How to analyze the principle of HBase cold and hot separation technology 07/11 Update SLTechnology News&Howtos

How to analyze the principle of HBase cold and hot separation technology

2025-07-11 Update From: SLTechnology News&Howtos shulou NAV: SLTechnology News&Howtos > Servers >

Shulou(Shulou.com)05/31 Report--

This article is about how to analyze the principle of HBase hot and cold separation technology. The editor thinks it is very practical, so I share it with you to learn. I hope you can get something after reading this article.

Preface

HBase is a popular distributed database for massive data storage. Often massive data storage will involve a cost problem, how to reduce the cost. A common solution is to manage data through hot and cold separation. Cold data can use a higher compression ratio algorithm (ZSTD), a lower copy number algorithm (Erasure Coding), and cheaper storage devices (HDD, highly intensive storage models).

Common solutions for HBase cold and hot separation 1. Active and standby cluster

The standby (cold) cluster uses cheaper hardware, and the main cluster sets TTL, so that when the data heat fades, cold data is naturally only available in the cold cluster.

Cdn.com/b0b393c4b9d03d513e943b490444ed8d40ca9937.png ">

Advantages: the solution is simple and can be done in ready-made kernel versions.

Disadvantages: high maintenance overhead and waste of cold cluster CPU

This is basically the only solution for version 1.x of HBase without kernel changes.

2.HDFS Archival Storage + HBase CF-level Storage Policy

A version later than 2.x is required to use. Combine the hierarchical storage capacity of HDFS + specify the data storage strategy at the Table level to realize the cold and hot separation of data from different tables in the same cluster.

Advantages: hot and cold separation of the same cluster, less maintenance overhead, and more flexible strategy for configuring different business tables

Disadvantages: disk allocation is a big problem, different business cold and hot ratio is not the same, more difficult to integrate together, once the business changes, the cluster hardware configuration can not be changed.

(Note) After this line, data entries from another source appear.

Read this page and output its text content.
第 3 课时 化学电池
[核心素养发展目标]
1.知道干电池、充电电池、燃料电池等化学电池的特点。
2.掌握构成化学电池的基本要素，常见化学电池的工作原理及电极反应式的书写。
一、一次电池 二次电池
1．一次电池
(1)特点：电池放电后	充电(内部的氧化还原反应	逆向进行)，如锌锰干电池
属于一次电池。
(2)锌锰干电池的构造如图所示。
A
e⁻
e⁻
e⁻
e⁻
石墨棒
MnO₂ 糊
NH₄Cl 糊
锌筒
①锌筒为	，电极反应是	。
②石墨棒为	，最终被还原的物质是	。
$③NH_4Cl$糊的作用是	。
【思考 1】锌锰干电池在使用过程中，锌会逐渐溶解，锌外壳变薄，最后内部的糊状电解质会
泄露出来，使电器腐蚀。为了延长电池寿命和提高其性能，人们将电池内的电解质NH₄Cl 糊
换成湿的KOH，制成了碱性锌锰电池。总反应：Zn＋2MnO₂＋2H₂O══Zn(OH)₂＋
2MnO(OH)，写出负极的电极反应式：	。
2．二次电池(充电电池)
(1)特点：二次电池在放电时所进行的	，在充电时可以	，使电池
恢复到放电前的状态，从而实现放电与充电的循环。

Cloud HBase hot and cold separation solution

Neither of the above two plans is the best one for Yunshang. The first set of plan is not to say, customers engage in two clusters, for customers with a small amount of data, there is no way to reduce costs at all. The second set of solutions, tens of millions of customers on the cloud, a variety of businesses, disk configuration is difficult to customize to the right state.

If you want to do cloud native on the cloud, you must meet the extreme elastic expansion in the same cluster in order to achieve production in a real sense. Low-cost, flexible storage on the cloud, only OSS. So it's natural to think of the following architecture:

The most direct idea to implement such an architecture is to directly change the HBase kernel: 1) add cold table data tags 2) increase the IO path to write OSS according to the tags.

The drawback of this is very obvious. It is very difficult for your external system (such as backup recovery, data import and export) to be compatible with these changes. They need to be aware of which cold files have to be read in which OSS location and which hot files have to be read on the HDFS deployed on the cloud disk. These are essentially repetitive tasks, so a layer must be abstracted from an architectural design point of view. This layer can read and write HDFS files, read and write OSS files, and sense hot and cold files. This layer, which is my final design of ApsaraDB FileSystem, implements Hadoop FileSystem API. For HBase, backup recovery, data import and export and other systems can obtain the function of hot and cold separation as long as they replace the original implementation of FileSystem.

The following will elaborate on the details and difficulties of this set of FileSystem design.

The core difficulty of ApsaraDB FileSystem design A1.OSS is not a file system

OSS is not really a file system, it's just a two-level mapping bucket/object, so it's object storage. You see a file like this on OSS:

/ root/user/gzh/file . You would think that there are 3-tier directories + 1 files. There is actually only one object whose key contains the / character.

One problem with this is that if you want to simulate a file system on it, you must first be able to create a directory. It's natural to think of special objects that end with / representing directory objects. This is what the open source OssFileSystem of the Hadoop community does. With this method, you can determine whether a directory exists and whether a file can be created, otherwise a file will be created out of thin air, and the file does not have a parent directory.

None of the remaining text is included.